Q. Is this life coaching?
A. No — life coaching is mind-centered, very cognitive. This is body-energy centered. 

Q. The light physical palpations (touches) involved with ROH — how did they accomplish anything?
A. The idea behind it is that, thru this touch we are not seeking to fix or manipulate anything but to draw the body’s attention to the stored stress to reconnect with that energy, destabilize the holding pattern and reorganize to a higher function. The touch is more like holding a mirror up to the energetic state so that the brain/innate wisdom of the body breaks the rigidity then softens allowing a new more fluid pattern to evolve.

Q. If I’m a client, will you adjust my neck or spine?
A. Not often. In this work we do use an impulse, at times, but it’s done very differently than traditional chiropractic, where a practitioner is looking for the joint that is most stuck, or subluxated, and interfering with flow, and then manipulating that area to make it let go. In this work, we find almost the opposite of that point in the body that is open and flowing. So if the stuck place is between C2 and C3, say, the middle of the neck, on the right, we would likely find the opening on the left between C2 and C3 or between C3 and C4 and create an impulse there but the need to do this is very rare.

It can sound like a traditional chiropractic adjustment but it is very gentle. The premise is that we work with areas of the body that are receptive. We rarely go directly to a place that is aggravated.

Q. What happens during one of your client sessions?
A. Clients come in and lie down on a chiropractic table. An average session is 12-20 minutes. It could be shorter than that or longer, and it’s dictated by how your body is responding. This work is very different than going to a therapist and saying, “We’re going to talk about “X” today. Instead, we’re looking at a body-centered check list or flowchart. We are asking your body, by palpating and feeling your body’s response: What’s OK to work on today? If your body gets to the end of the list, it’s done. That could happen quickly or take 20 minutes.

Q. How many sessions do clients typically need to experience pain relief?
A.
Because we’re working to affect the body globally, it varies widely among people. A lot of times people have some relief the first day but a lot of times people feel other positive changes happening in their life or body before they feel relief of the pain that is their chief concern.

We usually recommend an initial course of therapy of 6-10 weeks, with sessions twice a week. At the end of that time we usually meet again to talk about what clients want. The majority of clients decide to continue with this practice at some level for many years, because they adopt it as part of their lives, like yoga or exercise or meditation. Some come once a month, or once every other month, and some come twice a week for years to keep them centered and growing.
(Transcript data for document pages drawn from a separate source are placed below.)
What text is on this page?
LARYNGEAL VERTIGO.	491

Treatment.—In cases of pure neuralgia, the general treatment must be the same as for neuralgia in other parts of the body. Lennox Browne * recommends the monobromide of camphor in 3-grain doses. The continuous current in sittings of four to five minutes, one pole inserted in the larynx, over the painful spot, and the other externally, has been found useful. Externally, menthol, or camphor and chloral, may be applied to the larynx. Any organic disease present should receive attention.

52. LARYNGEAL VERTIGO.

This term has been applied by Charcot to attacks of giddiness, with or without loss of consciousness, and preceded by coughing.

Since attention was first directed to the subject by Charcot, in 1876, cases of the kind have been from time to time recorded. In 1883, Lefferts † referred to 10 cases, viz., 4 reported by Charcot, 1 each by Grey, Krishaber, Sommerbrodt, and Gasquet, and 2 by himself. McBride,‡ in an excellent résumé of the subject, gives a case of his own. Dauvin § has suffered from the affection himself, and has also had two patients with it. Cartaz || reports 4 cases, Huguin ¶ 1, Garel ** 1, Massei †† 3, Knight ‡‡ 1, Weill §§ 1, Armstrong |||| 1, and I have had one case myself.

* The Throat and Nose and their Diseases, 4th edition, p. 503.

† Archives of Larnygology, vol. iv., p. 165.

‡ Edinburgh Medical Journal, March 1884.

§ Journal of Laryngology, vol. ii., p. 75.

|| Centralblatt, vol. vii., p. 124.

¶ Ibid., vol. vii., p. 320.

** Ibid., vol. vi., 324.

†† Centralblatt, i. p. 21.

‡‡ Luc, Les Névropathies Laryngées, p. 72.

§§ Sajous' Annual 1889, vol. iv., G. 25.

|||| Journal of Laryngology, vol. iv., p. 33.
When UC-Irvine did its broad study of this work over the course of the three-year retrospective study, they found no leveling-off of quality of life benefits; people continue to experience an upward trajectory. And our personal practice has borne that out. http://www.networkwellnesscenters.com/media/1497-0041_retrospe.pdf

Q. What does a session cost?
A. An initial assessment is $95-$195 (infant, teen and adult prices differ for this). A regular session is $63.

Q. Does health insurance cover this?
A.
If your health insurance covers chiropractic office visits, it may. ROH falls under the scope of chiropractic. You may pay with your HSA.

Q. Do ROH practitioners have to be licensed by the state?
A. By virtue of being chiropractors, yes, licensed by the chiropractic board of any state. And the Association for Reorganizational Healing Practice (formerly the Association for Network Care) certifies practitioners at three levels. We are certified on all three.

Q. Is ROH for everyone? Will some people not respond to this?
A.
If a person wants to go to a practitioner who will “fix” them, ROH probably will not be what they want. ROH is a collaboration, and the client has to actively want to improve his life and heal. The healing doesn’t just happen during the time that the client is on the table.